EPISÓDIO ESTRANHO NUM PRONTO SOCORRO .
O ano era 1984; o mês setembro; o dia 16, um domingo; a hora, 22. Deu entrada na segunda maior emergência da Capital um jovem praticamente morto, vítima de lesões abdominais por arma de fogo, configurando uma situação cirúrgica hemorrágica.
Dois Residentes de cirurgia geral do segundo ano(R2),após o R1 informar que o
moribundo estava sem vida , se aproximaram do presente cadáver. O Residente
mais franzino e ainda impregnado com traços regionais consegue pegar o pulso e
olhar para as pupilas do jovem dado como
morto, as pupilas ainda estavam em miose, deu um grito de alerta e falou em voz
alta” O homem ainda está vivo”. Sem titubear e na mesma maca levaram-no às carreiras
para o Centro Cirúrgico que ficava no mesmo andar.
O anestesista , bem mais experiente e já calejado, não estava esperando o paciente, sentiu-se invadido pela maca, o moribundo e os dois esculápios. Puxou o lençol, procurou o pulso, olhou para todos , balançou a cabeça e falou: ” o homem não tem volta, está organicamente sem vida, na indução ele para”.
O R2 franzino chamou o banco de sangue, passa um cateter na subclávia, um intracath, e na indução anestésica abriu o abdome do paciente; o homem estava morto, nada sentia.
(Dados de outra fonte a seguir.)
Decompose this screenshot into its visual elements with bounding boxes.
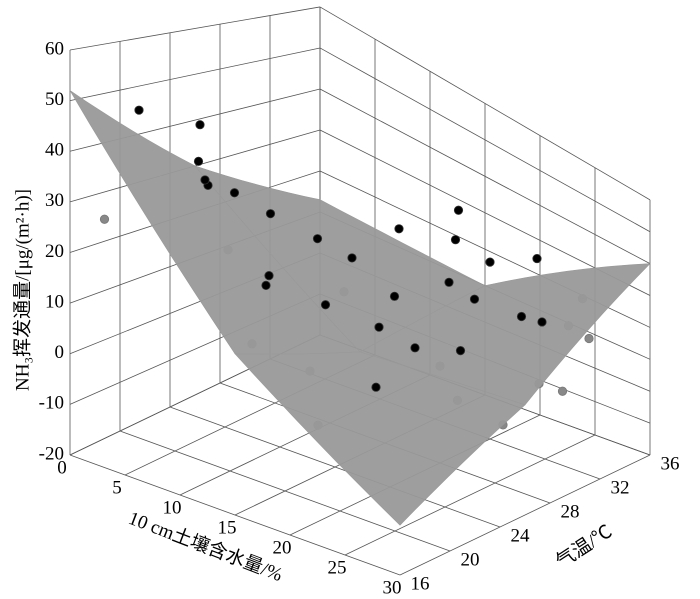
surface-patch [359,263,651,406]
data-point [455,346,466,356]
data-point [134,105,144,115]
grid-line [69,47,321,102]
x-tick-label: 15 [218,517,237,538]
data-point [485,257,495,267]
data-point [584,333,594,344]
data-point [193,156,204,166]
x-axis-label: 10 cm土壤含水量/% [126,507,286,586]
data-point [516,311,527,322]
data-point [229,188,240,198]
y-tick-label: 16 [411,573,430,594]
grid-line [69,454,401,576]
y-tick-label: 32 [611,477,630,498]
data-point [320,300,331,310]
data-point [557,386,568,396]
data-point [371,382,381,392]
x-tick-label: 25 [328,557,347,578]
y-tick-label: 20 [461,549,480,570]
grid-line [169,406,501,528]
data-point [389,291,400,301]
data-point [410,343,420,353]
data-point [469,294,480,304]
z-tick-label: 50 [45,89,64,110]
x-tick-label: 20 [273,537,292,558]
x-tick-label: 5 [112,477,122,498]
data-point [453,205,464,215]
grid-line [319,47,651,233]
data-point [195,120,205,130]
y-tick-label: 28 [561,501,580,522]
z-tick-label: -10 [39,393,64,414]
data-point [265,209,276,219]
z-tick-label: 40 [45,140,64,161]
z-tick-label: -20 [39,443,64,464]
data-point [374,322,384,332]
data-point [347,253,357,263]
y-axis-label: 气温/℃ [552,520,616,572]
data-point [99,214,110,224]
z-tick-label: 10 [45,291,64,312]
z-tick-label: 30 [45,190,64,211]
data-point [444,277,454,287]
data-point [450,235,461,245]
data-point [200,175,210,185]
grid-line [119,430,451,552]
data-point [264,271,274,281]
data-point [394,224,404,234]
grid-line [344,434,596,556]
y-tick-label: 24 [511,525,531,546]
grid-line [319,88,651,264]
x-tick-label: 30 [383,577,402,598]
grid-line [399,454,651,576]
x-tick-label: 10 [163,497,182,518]
z-tick-label: 0 [55,342,65,363]
data-point [537,317,547,327]
data-point [261,280,271,291]
data-point [312,234,323,244]
grid-line [319,6,651,201]
data-point [532,253,542,264]
y-tick-label: 36 [661,453,680,474]
z-tick-label: 60 [45,38,64,59]
z-axis-label: NH₃挥发通量/[μg/(m²·h)] [11,189,33,391]
z-tick-label: 20 [45,241,64,262]
grid-line [69,6,321,51]
x-tick-label: 0 [57,457,67,478]
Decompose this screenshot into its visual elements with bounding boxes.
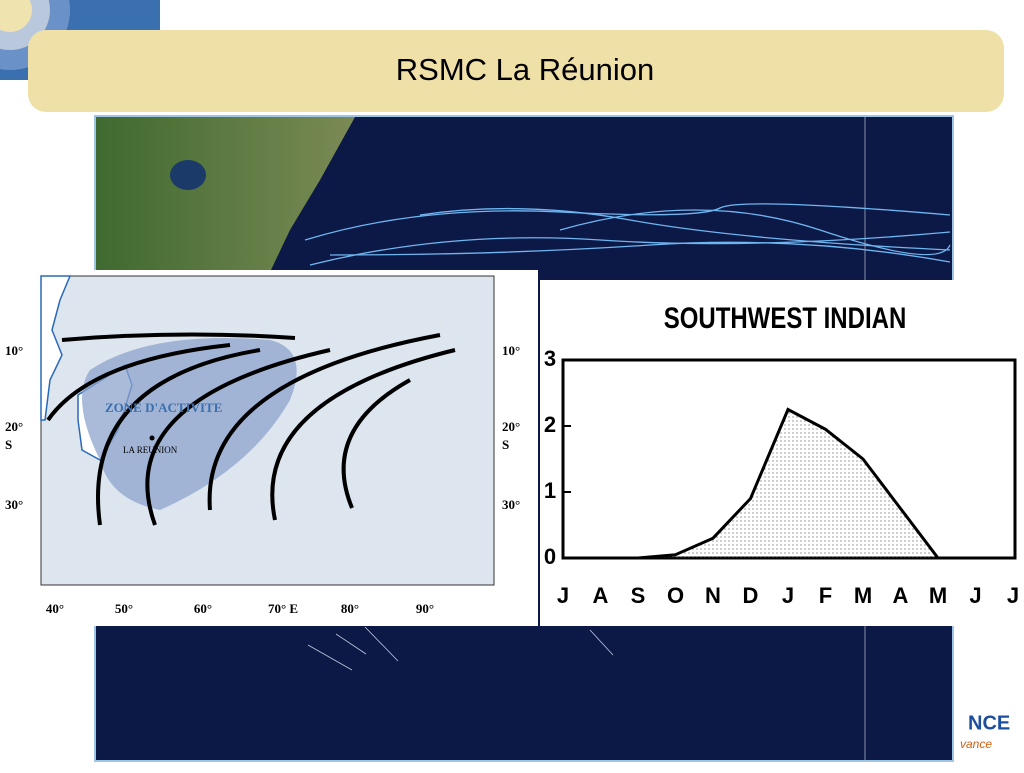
slide-title: RSMC La Réunion bbox=[396, 52, 654, 87]
y-tick-label: 2 bbox=[544, 412, 556, 437]
x-tick-label: J bbox=[969, 583, 981, 608]
lon-label: 80° bbox=[341, 601, 359, 616]
lon-label: 40° bbox=[46, 601, 64, 616]
y-tick-label: 0 bbox=[544, 544, 556, 569]
y-tick-label: 3 bbox=[544, 346, 556, 371]
lat-label: 30° bbox=[5, 497, 23, 512]
lat-label: 20° bbox=[5, 419, 23, 434]
place-label: LA REUNION bbox=[123, 445, 178, 455]
x-tick-label: A bbox=[593, 583, 609, 608]
zone-label: ZONE D'ACTIVITE bbox=[105, 400, 222, 415]
chart-title: SOUTHWEST INDIAN bbox=[664, 300, 907, 334]
x-tick-label: J bbox=[557, 583, 569, 608]
lat-label: 10° bbox=[502, 343, 520, 358]
x-tick-label: O bbox=[667, 583, 684, 608]
lon-label: 50° bbox=[115, 601, 133, 616]
x-tick-label: D bbox=[743, 583, 759, 608]
area-line bbox=[563, 407, 1013, 560]
lon-label: 70° E bbox=[268, 601, 298, 616]
lat-label: 10° bbox=[5, 343, 23, 358]
coastline bbox=[40, 275, 72, 421]
x-tick-label: M bbox=[854, 583, 872, 608]
x-tick-label: J bbox=[1007, 583, 1019, 608]
area-fill bbox=[563, 409, 1013, 558]
lon-label: 60° bbox=[194, 601, 212, 616]
activity-zone bbox=[82, 338, 297, 510]
x-tick-label: J bbox=[782, 583, 794, 608]
lat-label: 20° bbox=[502, 419, 520, 434]
lon-label: 90° bbox=[416, 601, 434, 616]
track-arrows bbox=[46, 332, 456, 526]
lat-label: S bbox=[5, 437, 12, 452]
x-tick-label: S bbox=[631, 583, 646, 608]
lat-label: S bbox=[502, 437, 509, 452]
logo-sub: vance bbox=[960, 737, 992, 751]
x-tick-label: A bbox=[893, 583, 909, 608]
y-tick-label: 1 bbox=[544, 478, 556, 503]
x-tick-label: M bbox=[929, 583, 947, 608]
x-tick-label: N bbox=[705, 583, 721, 608]
lat-label: 30° bbox=[502, 497, 520, 512]
title-banner bbox=[28, 30, 1004, 112]
x-tick-label: F bbox=[819, 583, 832, 608]
reunion-dot bbox=[149, 435, 155, 441]
logo-text: NCE bbox=[968, 712, 1010, 734]
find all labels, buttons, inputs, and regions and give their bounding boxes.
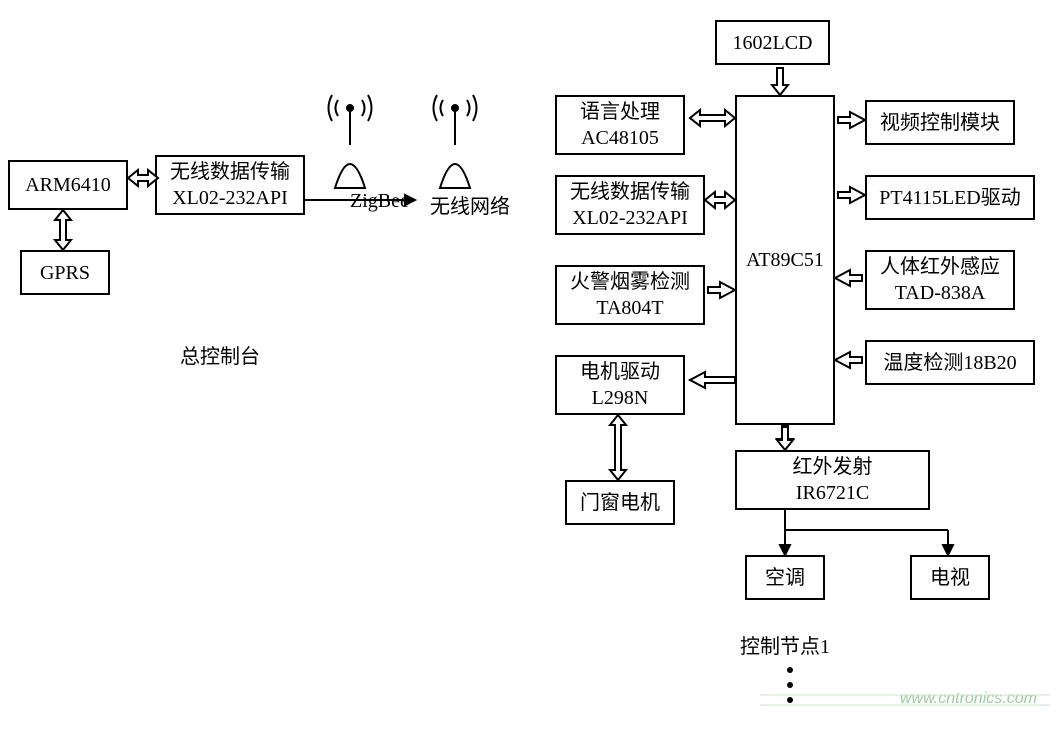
box-wireless1: 无线数据传输 XL02-232API	[155, 155, 305, 215]
smoke-l2: TA804T	[596, 295, 663, 321]
lcd-text: 1602LCD	[733, 30, 813, 56]
wireless2-l2: XL02-232API	[572, 205, 688, 231]
box-mcu: AT89C51	[735, 95, 835, 425]
box-wireless2: 无线数据传输 XL02-232API	[555, 175, 705, 235]
voice-l1: 语言处理	[580, 99, 660, 125]
arrow-mcu-video	[838, 112, 865, 128]
ellipsis-dots	[787, 667, 793, 703]
arrow-wireless2-mcu	[705, 192, 735, 208]
temp-text: 温度检测18B20	[883, 350, 1016, 376]
ac-text: 空调	[765, 565, 805, 591]
wlan-label: 无线网络	[430, 190, 510, 219]
box-lcd: 1602LCD	[715, 20, 830, 65]
ir-split	[780, 510, 953, 555]
box-arm6410: ARM6410	[8, 160, 128, 210]
arrow-pir-mcu	[835, 270, 862, 286]
box-pir: 人体红外感应 TAD-838A	[865, 250, 1015, 310]
motor-l2: L298N	[592, 385, 649, 411]
arrow-arm-wireless	[128, 170, 158, 186]
wireless1-l1: 无线数据传输	[170, 159, 290, 185]
mcu-text: AT89C51	[746, 247, 824, 273]
box-motor: 电机驱动 L298N	[555, 355, 685, 415]
box-tv: 电视	[910, 555, 990, 600]
box-gprs: GPRS	[20, 250, 110, 295]
arrow-mcu-ir	[777, 426, 793, 450]
antenna-1	[329, 95, 372, 188]
watermark: www.cntronics.com	[900, 690, 1037, 708]
box-ir: 红外发射 IR6721C	[735, 450, 930, 510]
arrow-arm-gprs	[55, 210, 71, 250]
arm6410-text: ARM6410	[25, 172, 111, 198]
box-smoke: 火警烟雾检测 TA804T	[555, 265, 705, 325]
wireless1-l2: XL02-232API	[172, 185, 288, 211]
tv-text: 电视	[930, 565, 970, 591]
node1-label: 控制节点1	[740, 630, 830, 659]
antenna-2	[434, 95, 477, 188]
arrow-voice-mcu	[690, 110, 735, 126]
gprs-text: GPRS	[40, 260, 90, 286]
wireless2-l1: 无线数据传输	[570, 179, 690, 205]
ir-l1: 红外发射	[793, 454, 873, 480]
box-voice: 语言处理 AC48105	[555, 95, 685, 155]
box-led: PT4115LED驱动	[865, 175, 1035, 220]
zigbee-label: ZigBee	[350, 190, 409, 213]
ir-l2: IR6721C	[796, 480, 869, 506]
box-video: 视频控制模块	[865, 100, 1015, 145]
pir-l2: TAD-838A	[895, 280, 986, 306]
smoke-l1: 火警烟雾检测	[570, 269, 690, 295]
led-text: PT4115LED驱动	[879, 185, 1020, 211]
video-text: 视频控制模块	[880, 110, 1000, 136]
arrow-motor-door	[610, 415, 626, 480]
box-temp: 温度检测18B20	[865, 340, 1035, 385]
motor-l1: 电机驱动	[580, 359, 660, 385]
arrow-mcu-lcd	[772, 68, 788, 95]
arrow-smoke-mcu	[708, 282, 735, 298]
box-ac: 空调	[745, 555, 825, 600]
arrow-mcu-led	[838, 187, 865, 203]
arrow-temp-mcu	[835, 352, 862, 368]
voice-l2: AC48105	[581, 125, 659, 151]
arrow-mcu-motor	[690, 372, 735, 388]
box-door: 门窗电机	[565, 480, 675, 525]
console-label: 总控制台	[180, 340, 260, 369]
pir-l1: 人体红外感应	[880, 254, 1000, 280]
door-text: 门窗电机	[580, 490, 660, 516]
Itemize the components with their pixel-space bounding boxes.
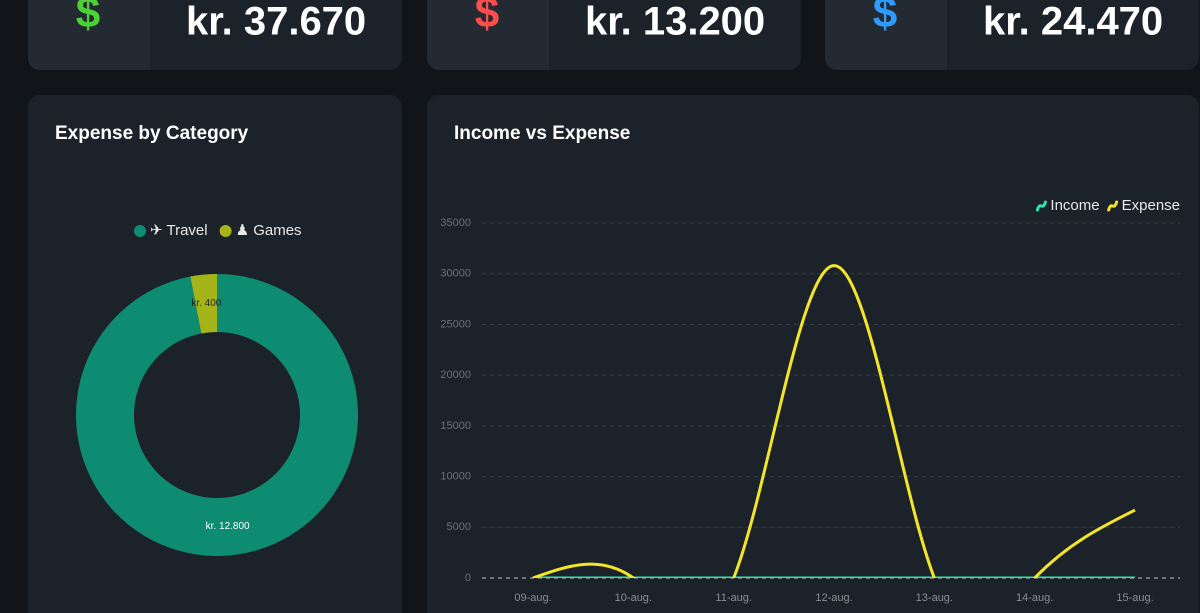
- donut-slice: [190, 274, 217, 334]
- y-tick-label: 30000: [440, 268, 471, 280]
- card-icon-bg: [825, 0, 947, 70]
- y-tick-label: 25000: [440, 318, 471, 330]
- series-line: [532, 264, 1136, 578]
- legend-label: ✈ Travel: [150, 222, 208, 239]
- legend-marker: [219, 225, 232, 237]
- card-icon: $: [475, 0, 499, 38]
- y-tick-label: 15000: [440, 420, 471, 432]
- legend-label: Expense: [1122, 197, 1180, 214]
- y-tick-label: 5000: [447, 521, 471, 533]
- card-icon: $: [76, 0, 100, 38]
- slice-label: kr. 12.800: [206, 521, 250, 532]
- card-value: kr. 37.670: [186, 0, 366, 44]
- x-tick-label: 15-aug.: [1116, 592, 1153, 604]
- chart-title: Income vs Expense: [454, 123, 630, 144]
- panel: [427, 95, 1199, 613]
- legend-label: ♟ Games: [236, 222, 302, 239]
- legend-label: Income: [1050, 197, 1099, 214]
- x-tick-label: 13-aug.: [916, 592, 953, 604]
- chart-title: Expense by Category: [55, 123, 249, 144]
- donut-slice: [76, 274, 359, 556]
- x-tick-label: 10-aug.: [615, 592, 652, 604]
- y-tick-label: 35000: [440, 217, 471, 229]
- card-icon: $: [873, 0, 897, 38]
- legend-marker: [1107, 200, 1119, 212]
- x-tick-label: 12-aug.: [815, 592, 852, 604]
- card-value: kr. 24.470: [983, 0, 1163, 44]
- card-icon-bg: [427, 0, 549, 70]
- y-tick-label: 10000: [440, 470, 471, 482]
- card-icon-bg: [28, 0, 150, 70]
- x-tick-label: 11-aug.: [715, 592, 752, 604]
- x-tick-label: 14-aug.: [1016, 592, 1053, 604]
- legend-marker: [134, 225, 146, 237]
- x-tick-label: 09-aug.: [514, 592, 551, 604]
- y-tick-label: 20000: [440, 369, 471, 381]
- slice-label: kr. 400: [191, 298, 221, 309]
- plot-area: [532, 264, 1136, 578]
- legend-marker: [1035, 200, 1047, 212]
- card-value: kr. 13.200: [585, 0, 765, 44]
- y-tick-label: 0: [465, 572, 471, 584]
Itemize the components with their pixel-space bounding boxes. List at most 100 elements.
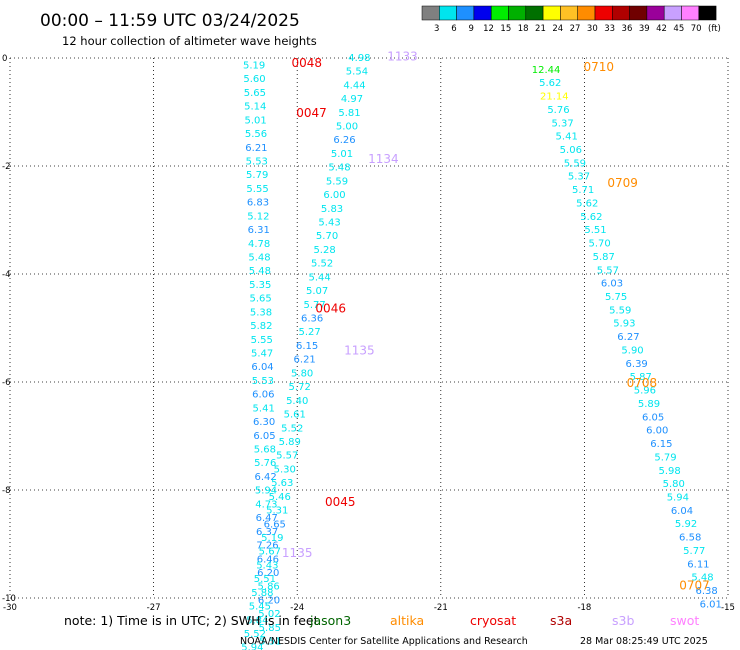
pass-time-label: 0047 — [296, 106, 327, 120]
data-point: 5.51 — [254, 574, 276, 585]
data-point: 6.30 — [253, 417, 275, 428]
data-point: 5.77 — [683, 546, 705, 557]
legend-swatch — [646, 5, 665, 21]
legend-swatch-label: 3 — [434, 24, 439, 34]
mission-label: swot — [670, 613, 699, 628]
data-point: 6.04 — [671, 506, 693, 517]
legend-swatch-label: 24 — [552, 24, 563, 34]
legend-swatch-label: 45 — [673, 24, 684, 34]
data-point: 6.31 — [248, 225, 270, 236]
data-point: 6.04 — [251, 362, 273, 373]
data-point: 5.89 — [279, 437, 301, 448]
data-point: 5.41 — [556, 132, 578, 143]
legend-swatch — [594, 5, 613, 21]
data-point: 5.44 — [308, 272, 330, 283]
data-point: 6.20 — [257, 568, 279, 579]
data-point: 5.72 — [289, 382, 311, 393]
data-point: 5.98 — [658, 466, 680, 477]
x-tick-label: -30 — [3, 603, 17, 613]
data-point: 6.00 — [323, 190, 345, 201]
legend-swatch — [473, 5, 492, 21]
legend-swatch — [698, 5, 717, 21]
data-point: 5.01 — [331, 149, 353, 160]
color-scale-legend: 3 6 9 12 15 18 21 24 27 30 33 36 39 42 45 70 — [421, 5, 717, 34]
legend-unit: (ft) — [708, 24, 721, 34]
legend-swatch — [560, 5, 578, 21]
data-point: 6.65 — [264, 519, 286, 530]
legend-swatch-label: 39 — [639, 24, 650, 34]
data-point: 5.85 — [259, 623, 281, 634]
legend-swatch — [663, 5, 682, 21]
data-point: 5.79 — [246, 170, 268, 181]
data-point: 6.83 — [247, 198, 269, 209]
data-point: 5.67 — [259, 547, 281, 558]
data-point: 4.98 — [348, 53, 370, 64]
data-point: 5.00 — [336, 122, 358, 133]
data-point: 6.05 — [642, 412, 664, 423]
data-point: 5.51 — [259, 637, 281, 648]
data-point: 5.43 — [318, 218, 340, 229]
legend-swatch-label: 18 — [518, 24, 529, 34]
data-point: 5.86 — [258, 582, 280, 593]
x-tick-label: -24 — [290, 603, 304, 613]
legend-swatch-label: 36 — [622, 24, 633, 34]
x-tick-label: -21 — [434, 603, 448, 613]
pass-time-label: 0709 — [607, 176, 638, 190]
data-point: 6.11 — [687, 559, 709, 570]
data-point: 6.38 — [696, 586, 718, 597]
data-point: 5.62 — [580, 212, 602, 223]
legend-swatch-label: 27 — [570, 24, 581, 34]
data-point: 6.15 — [296, 341, 318, 352]
data-point: 5.60 — [243, 74, 265, 85]
data-point: 5.55 — [246, 184, 268, 195]
data-point: 5.19 — [243, 60, 265, 71]
footer-timestamp: 28 Mar 08:25:49 UTC 2025 — [580, 636, 708, 647]
data-point: 5.89 — [638, 399, 660, 410]
legend-swatch — [456, 5, 475, 21]
data-point: 5.47 — [251, 349, 273, 360]
data-point: 5.51 — [584, 225, 606, 236]
data-point: 21.14 — [540, 92, 569, 103]
data-point: 6.42 — [254, 472, 276, 483]
data-point: 5.83 — [321, 204, 343, 215]
data-point: 5.31 — [266, 506, 288, 517]
legend-swatch-label: 6 — [451, 24, 456, 34]
data-point: 5.90 — [621, 345, 643, 356]
legend-swatch — [421, 5, 440, 21]
legend-swatch — [525, 5, 544, 21]
data-point: 12.44 — [532, 65, 561, 76]
footer-note: note: 1) Time is in UTC; 2) SWH is in fe… — [64, 613, 319, 628]
legend-swatch — [629, 5, 648, 21]
data-point: 5.38 — [250, 307, 272, 318]
data-point: 5.70 — [316, 231, 338, 242]
pass-time-label: 0708 — [627, 376, 658, 390]
data-point: 5.52 — [281, 423, 303, 434]
mission-legend: jason3 altika cryosat s3a s3b swot — [309, 613, 699, 628]
pass-time-label: 0048 — [291, 56, 322, 70]
data-point: 5.14 — [244, 102, 266, 113]
data-point: 6.37 — [256, 527, 278, 538]
y-tick-label: -6 — [2, 378, 10, 388]
data-point: 5.94 — [241, 643, 263, 650]
data-point: 5.28 — [313, 245, 335, 256]
data-point: 5.57 — [276, 451, 298, 462]
y-tick-label: 0 — [2, 54, 7, 64]
data-point: 5.06 — [560, 145, 582, 156]
data-point: 5.93 — [613, 319, 635, 330]
data-point: 5.35 — [249, 280, 271, 291]
legend-swatch — [508, 5, 527, 21]
x-tick-label: -18 — [577, 603, 591, 613]
data-point: 5.81 — [338, 108, 360, 119]
data-point: 5.61 — [284, 410, 306, 421]
data-point: 7.26 — [256, 541, 278, 552]
legend-swatch-label: 9 — [469, 24, 474, 34]
legend-swatch-label: 12 — [483, 24, 494, 34]
data-point: 5.59 — [564, 158, 586, 169]
data-point: 6.58 — [679, 533, 701, 544]
data-point: 6.05 — [253, 431, 275, 442]
data-point: 5.59 — [609, 305, 631, 316]
mission-label: altika — [390, 613, 424, 628]
pass-time-label: 0707 — [679, 579, 710, 593]
data-point: 5.75 — [605, 292, 627, 303]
Chega até o baço e pinça os grandes vasos com uma hemostática gigante, cobre-lhe a víscera com compressas molhadas em soro fisiológico, e com a mão direita segura parte do fígado lacerado e os vasos da região, que ainda mostravam um esboço de pulsação, enquanto o segundo R2 enxuga o sangue residual e comprime os dois órgãos com compressas molhadas de soro. O paciente, de inerte, passa a reagir. Chega o banco de sangue e coloca-lhe três bolsas de sangue, enquanto o anestesista prontamente, e abismado, ocupa com afinco seu posto, entra em ação e conduz o ato até o fim.
Terminado o ato operatório, o paciente, sem baço, sem uma parte do fígado e sem 40 cm do intestino delgado, é levado direto para a UTI, contígua ao Centro Cirúrgico. Sete dias depois, já na enfermaria, ele reclama: “Doutor, o senhor queria me matar, o que direi aos amigos? Como ir à praia com esta transamazônica na minha barriga? Vi que foi grande a barbeiragem”.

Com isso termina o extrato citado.